206px-Polytat.svgIf you were to ask 10 strangers the #1 way to prevent a sexually transmitted infection, what do you think they might answer? Very likely one of their answers will be “monogamy.” And they wouldn’t, strictly speaking, be wrong. The fewer numbers of people you have sexual contact with, the less likely it is you’ll have been exposed to a sexually transmitted disease. This concept gets drilled into high schoolers lucky enough to have a sexual education class: Be abstinent. If you’re not abstinent, at least be monogamous.

But monogamy isn’t for everyone. Some chafe at the practice, strongly preferring to share their love and sexuality with more than one individual. Monogamy is not for them. Instead of relying on monogamy to protect them from disease, they use barriers such as condoms and test themselves and their partners for disease. And they communicate.

Here’s a question though: Does the use of barriers protect as well as monogamy does? I’ve felt it probably does, but haven’t seen any data to say one way or another.

And then this study was published!

This week’s study polled monogamous and (consensual) non-monogamous people and asked them about their sex life, their use of barriers, their STI testing, and so on. They recruited around 550 participants, 70% female, 63% monogamous, 77% heterosexual.

What did they find?

Among the nonmonogamous participants, 72% had sex with a partner other than their primary partner. 37% reported that their primary did not know about this sexual encounter.

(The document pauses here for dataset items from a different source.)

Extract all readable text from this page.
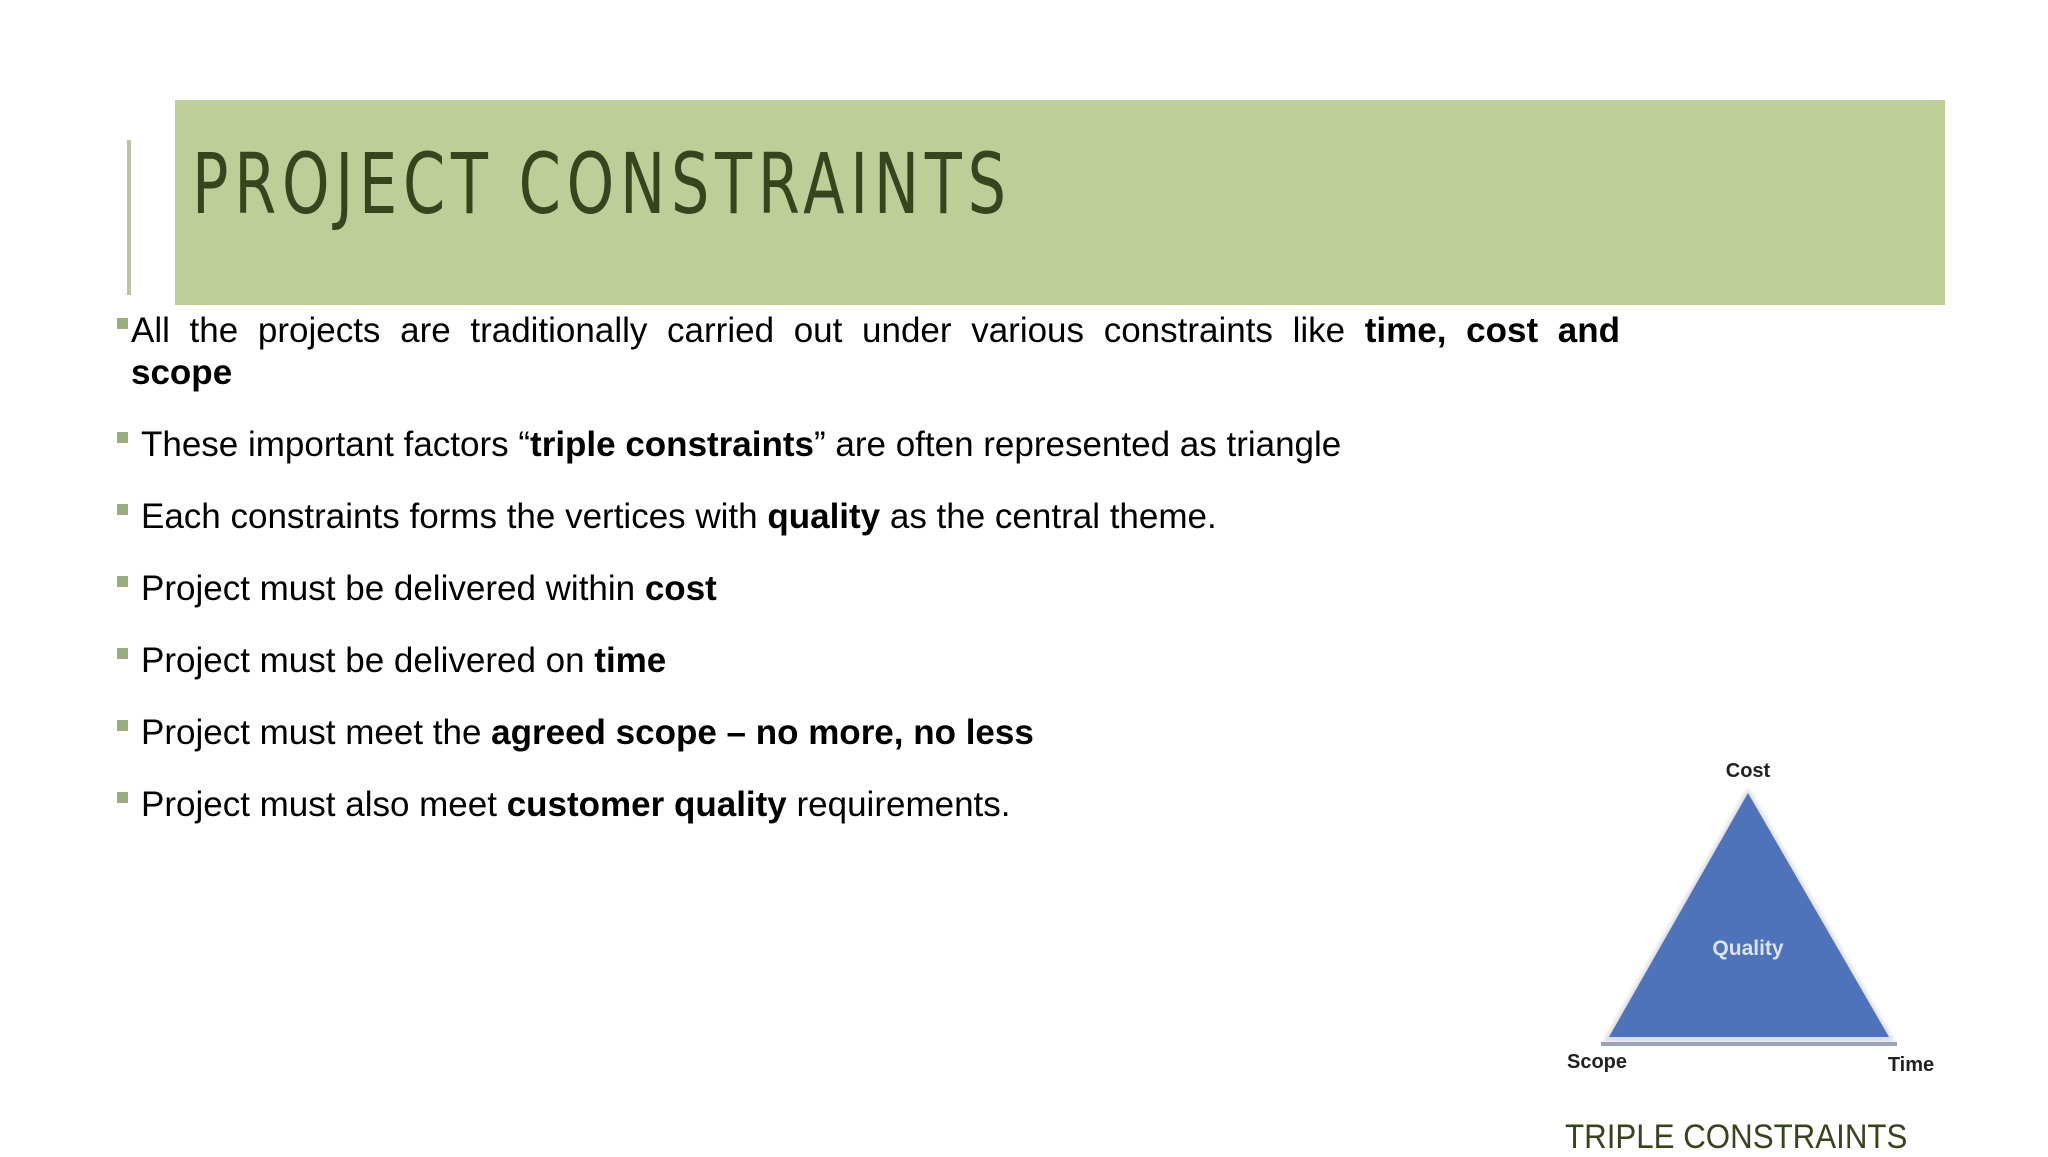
PROJECT CONSTRAINTS
All the projects are traditionally carried out under various constraints like time, cost and
scope
These important factors “triple constraints” are often represented as triangle
Each constraints forms the vertices with quality as the central theme.
Project must be delivered within cost
Project must be delivered on time
Project must meet the agreed scope – no more, no less
Project must also meet customer quality requirements.
Cost
Quality
Scope	Time
TRIPLE CONSTRAINTS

Among the monogamous participants, 24% had sex with a partner other than their primary partner. 75% reported that their primary did not know about this sexual encounter.

In other words: both monogamous and nonmonogamous participants, as groups, had sexual encounters with people other than their primary partner. Nonmonogamous people were more likely to have that sex and to tell their partners about it. When monogamous people had sex outside their partnership they were far less likely to tell their partner.

And what about safe sex? Both monogamous and nonmonogamous participants were equally likely to use barriers with their primary partner. However, nonmonogamous participants used barriers with others more often than monogamous participants.

When it came to STIs, there was no difference in actual diagnoses of STIs. But nonmonogamous people were more likely to get tested.

Now — let’s translate all that.

What this ultimately means is that people who practice consensual nonmonogamy are no more likely to get a sexually transmitted infection than are monogamous people. This is very likely because nonmonogamous people use barriers/condoms with other partners and get tested more often.

As the paper stated: “Persons who have made monogamy agreements often break them, and when they do, they are less likely to take safety precautions, get tested for STIs, and disclose those extradyadic encounters to their partners than persons who agree to some form of negotiated nonmonogamy.” Absolutely.

Monogamy is one way to try to prevent the spread of STIs…and it is equally as effective as clear communication and relationship negotiation with the use of barriers and STI testing in non-monogamous relationships.

The study was published in the Journal of Sexual Medicine, and its abstract is publicly available.